What is even more disappointing for the hon. member for Kamouraska-Rivière-du-Loup is, of course, the fact that, after a fire at the experimental farm, the federal government, typically lacking in vision, spent nearly $7 million to repair and rebuild buildings used among other things for sheep breeding. Now, in this budget devoid of comprehensive view, it is announcing the closure of this research station which, incidentally, was the oldest in Canada and Quebec.

Supply April 4th, 1995

Mr. Speaker, I may remind you once again that in October 1993, Quebecers and Canadians opted for a change, but especially Quebecers.

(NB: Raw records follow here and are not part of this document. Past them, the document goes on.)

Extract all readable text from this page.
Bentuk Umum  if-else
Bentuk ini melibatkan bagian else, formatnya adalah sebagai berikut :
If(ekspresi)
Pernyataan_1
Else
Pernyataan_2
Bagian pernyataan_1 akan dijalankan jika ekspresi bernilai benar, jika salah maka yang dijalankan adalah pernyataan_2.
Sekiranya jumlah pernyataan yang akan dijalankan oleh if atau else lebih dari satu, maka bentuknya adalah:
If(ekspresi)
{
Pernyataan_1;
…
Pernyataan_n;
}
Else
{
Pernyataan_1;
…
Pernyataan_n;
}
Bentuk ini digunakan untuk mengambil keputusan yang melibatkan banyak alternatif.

Before 1984, there were 74 Liberal members in this House, similar to the member I just heard. Today, Mr. Speaker, there are at least 53 members of the Bloc Quebecois who are prepared to rise in this House to condemn inequities. During the last election campaign to which the hon. member referred earlier, I followed him around for a few days, but he was always hidden away, while I was around his riding. I often went to L'Encan Lafaille et Fils.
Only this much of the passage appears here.